Ue: vietare il velo al lavoro non è discriminazione diretta
Il pronunciamento della Corte di Giustizia dell’Unione sul caso di una musulmana licenziata in Francia per non aver voluto toglierlo
Il pronunciamento della Corte di Giustizia dell’Unione sul caso di una musulmana licenziata in Francia per non aver voluto toglierlo. Ucoii: «Sentenza di mercato»
È arrivato alla Corte di Giustizia europea il caso di una donna musulmana licenziata in Francia per essersi rifiutata di togliere il velo sul luogo di lavoro. E la Corte si è pronunciata a favore del datore di lavoro. «Il divieto di indossare un velo islamico, derivante da una norma interna di un’impresa privata che vieta di indossare in modo visibile qualsiasi segno politico, filosofico o religioso sul luogo di lavoro – è spiegato nella sentenza -, non costituisce una discriminazione diretta fondata sulla religione o sulle convinzioni personali ai sensi della direttiva».
Secondo la Corte, che ha valutato il caso alla luce della direttiva sulla parità di trattamento in materia di occupazione e di condizioni di lavoro, «la norma interna non implica una disparità di trattamento direttamente fondata sulla religione o sulle convinzioni personali». Potrebbe tuttavia, sottolinea la Corte, rappresentare una discriminazione «indiretta», qualora venga dimostrato che l’obbligo di abbigliamento neutrale comporta un particolare svantaggio per le persone che aderiscono a una determinata religione o ideologia.
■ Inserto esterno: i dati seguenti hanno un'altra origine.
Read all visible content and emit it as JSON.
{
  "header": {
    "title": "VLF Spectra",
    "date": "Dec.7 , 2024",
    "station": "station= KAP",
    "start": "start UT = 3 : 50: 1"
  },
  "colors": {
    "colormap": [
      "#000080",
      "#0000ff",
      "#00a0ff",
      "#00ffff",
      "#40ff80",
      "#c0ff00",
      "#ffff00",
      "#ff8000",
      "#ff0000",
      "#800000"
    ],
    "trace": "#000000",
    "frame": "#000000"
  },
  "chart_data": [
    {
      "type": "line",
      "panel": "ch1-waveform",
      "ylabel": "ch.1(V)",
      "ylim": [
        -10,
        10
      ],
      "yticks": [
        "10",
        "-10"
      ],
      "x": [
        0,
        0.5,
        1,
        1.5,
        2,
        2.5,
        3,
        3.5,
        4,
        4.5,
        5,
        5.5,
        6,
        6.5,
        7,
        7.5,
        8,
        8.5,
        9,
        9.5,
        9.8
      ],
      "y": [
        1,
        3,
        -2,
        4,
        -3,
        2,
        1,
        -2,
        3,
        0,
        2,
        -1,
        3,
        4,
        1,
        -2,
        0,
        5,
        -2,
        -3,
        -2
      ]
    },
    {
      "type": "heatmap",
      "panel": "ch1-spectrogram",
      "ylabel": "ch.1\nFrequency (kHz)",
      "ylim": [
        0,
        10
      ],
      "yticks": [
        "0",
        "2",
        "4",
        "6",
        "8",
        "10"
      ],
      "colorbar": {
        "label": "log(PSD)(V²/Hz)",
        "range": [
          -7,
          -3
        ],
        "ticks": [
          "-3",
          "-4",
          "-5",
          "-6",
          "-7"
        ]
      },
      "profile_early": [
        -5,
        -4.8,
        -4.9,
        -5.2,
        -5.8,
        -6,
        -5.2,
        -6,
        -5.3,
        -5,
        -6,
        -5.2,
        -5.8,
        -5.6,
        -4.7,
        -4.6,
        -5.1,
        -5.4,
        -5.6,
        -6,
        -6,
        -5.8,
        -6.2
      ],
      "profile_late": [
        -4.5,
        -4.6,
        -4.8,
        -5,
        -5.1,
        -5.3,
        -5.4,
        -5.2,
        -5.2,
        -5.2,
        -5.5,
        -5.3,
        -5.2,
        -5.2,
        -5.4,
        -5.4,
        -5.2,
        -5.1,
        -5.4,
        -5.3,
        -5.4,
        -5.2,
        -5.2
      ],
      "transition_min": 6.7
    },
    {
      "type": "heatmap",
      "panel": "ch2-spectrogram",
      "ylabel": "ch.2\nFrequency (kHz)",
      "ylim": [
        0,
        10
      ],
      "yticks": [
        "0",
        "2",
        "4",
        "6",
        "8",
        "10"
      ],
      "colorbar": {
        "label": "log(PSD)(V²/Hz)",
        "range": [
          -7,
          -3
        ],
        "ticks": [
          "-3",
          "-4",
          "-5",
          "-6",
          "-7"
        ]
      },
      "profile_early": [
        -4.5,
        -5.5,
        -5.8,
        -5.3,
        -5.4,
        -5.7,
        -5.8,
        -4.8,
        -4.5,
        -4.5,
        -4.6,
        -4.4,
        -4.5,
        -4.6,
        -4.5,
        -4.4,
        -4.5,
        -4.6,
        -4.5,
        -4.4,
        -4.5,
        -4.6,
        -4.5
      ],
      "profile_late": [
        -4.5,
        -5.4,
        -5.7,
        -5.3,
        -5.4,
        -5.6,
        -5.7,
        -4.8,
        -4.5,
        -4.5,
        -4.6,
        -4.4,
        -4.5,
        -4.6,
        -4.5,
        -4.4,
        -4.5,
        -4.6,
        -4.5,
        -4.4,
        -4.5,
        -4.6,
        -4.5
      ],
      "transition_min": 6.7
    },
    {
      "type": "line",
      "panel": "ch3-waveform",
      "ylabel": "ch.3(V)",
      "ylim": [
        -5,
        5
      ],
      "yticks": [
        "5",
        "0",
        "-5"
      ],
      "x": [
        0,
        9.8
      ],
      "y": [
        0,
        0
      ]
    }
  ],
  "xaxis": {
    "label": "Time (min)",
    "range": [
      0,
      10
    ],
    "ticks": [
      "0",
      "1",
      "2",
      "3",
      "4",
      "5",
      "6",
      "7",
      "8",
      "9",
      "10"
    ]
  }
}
Ma anche in questo caso, la «discriminazione indiretta può essere oggettivamente giustificata da una finalità legittima, come il perseguimento, da parte del datore di lavoro, di una politica di neutralità politica, filosofica e religiosa nei rapporti con i clienti».
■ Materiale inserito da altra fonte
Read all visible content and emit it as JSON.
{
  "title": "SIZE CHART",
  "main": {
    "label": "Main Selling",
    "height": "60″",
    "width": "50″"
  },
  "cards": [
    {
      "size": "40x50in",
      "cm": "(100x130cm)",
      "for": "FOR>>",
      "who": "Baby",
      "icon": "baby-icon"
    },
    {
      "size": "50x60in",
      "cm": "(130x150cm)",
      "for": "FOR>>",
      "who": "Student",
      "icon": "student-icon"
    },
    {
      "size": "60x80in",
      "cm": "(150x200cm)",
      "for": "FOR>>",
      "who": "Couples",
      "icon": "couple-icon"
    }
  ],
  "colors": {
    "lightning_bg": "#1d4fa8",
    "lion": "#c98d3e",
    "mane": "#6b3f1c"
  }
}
«Una sentenza di mercato, non una sentenza di valore». Così la definisce il presidente dell’Unione delle comunità islamiche in Italia (Ucoii) Izzedin Elzir, imam di Firenze. «E se l’Europa decide di seguire il mercato – prosegue -, rischia che il rispetto per la libertà dell’essere umano prima o poi verrà cancellato». La Corte era stata chiamata a pronunciarsi in realtà su due casi, avvenuti in Francia e in Belgio, entrambi riguardanti il diritto di indossare il velo islamico sul posto di lavoro. Il presidente Ucoii avverte subito che la sentenza deve essere contestualizzata: «La situazione italiana è diversa, ma certamente questo pronunciamento della Corte non aiuta la convivenza pacifica. Si stanno costruendo muri mentali che purtroppo fanno breccia su muri di diffidenza purtroppo già esistenti».
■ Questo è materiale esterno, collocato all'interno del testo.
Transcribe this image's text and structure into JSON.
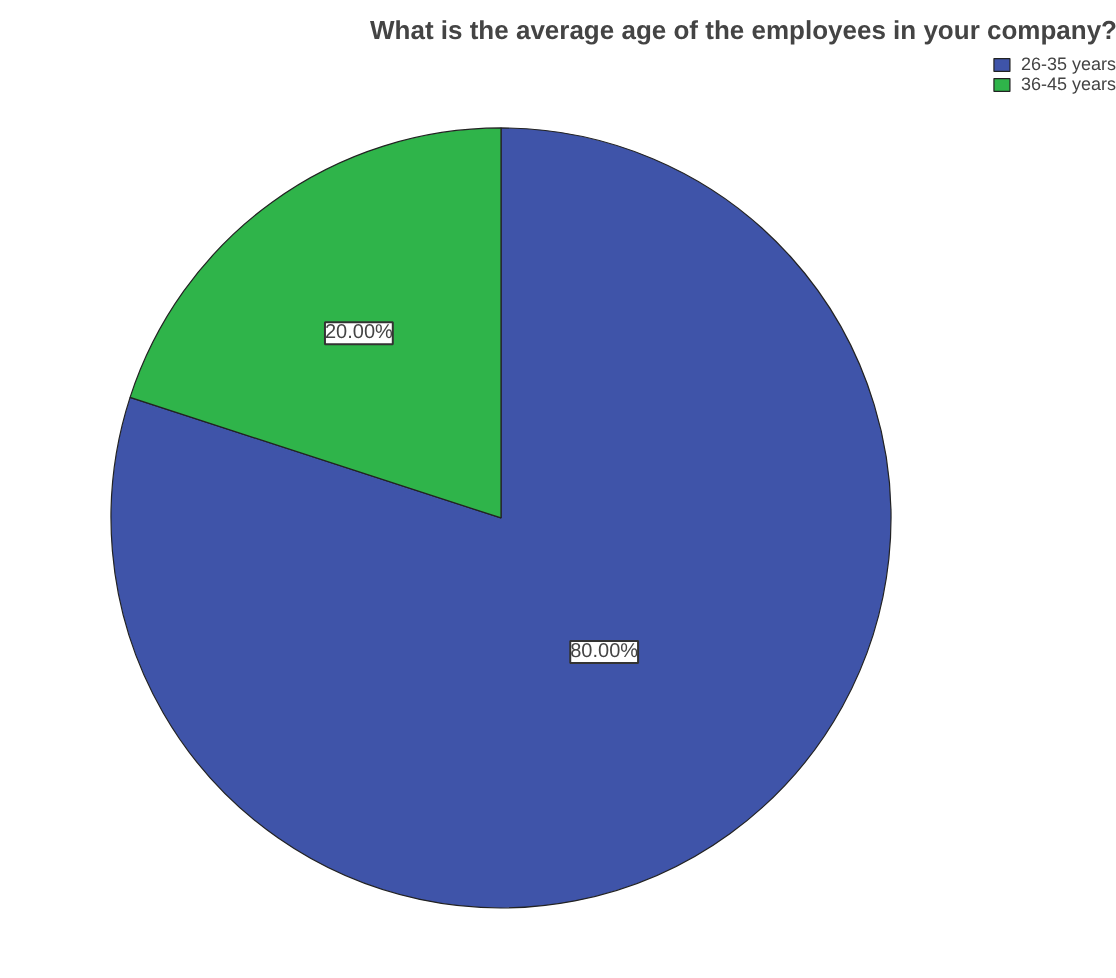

Izzedin Elzir parla della diffusione, sia negli Stati Uniti che in Europa, di «un clima di paura e islamofobia dove gli spazi di libertà stanno diminuendo di giorno in giorno e stanno diminuendo in nome di una laicità che anziché favorire l’accoglienza della diversità, incoraggia l’esclusione. Si tratta di una deriva che non giova a nessuno – evidenzia -. Limitare gli spazi di libertà ha già condotto diversi Paesi, nel corso della storia, verso il totalitarismo e il pensiero unico». L’imam spiega che «il velo per una donna musulmana è parte integrante della sua fede religiosa come la sua preghiera e il suo digiuno. Impedirle di portare il foulard è come dire alla donna di non pregare, di non digiunare. Qui è stato violato un principio cardine dell’Europa: quello della libertà personale e della libertà religiosa. 70 anni fa abbiamo combattuto per queste idee,ma stiamo tornando a discriminazioni per fattori religiosi, nonostante le nostre Costituzioni le garantiscano».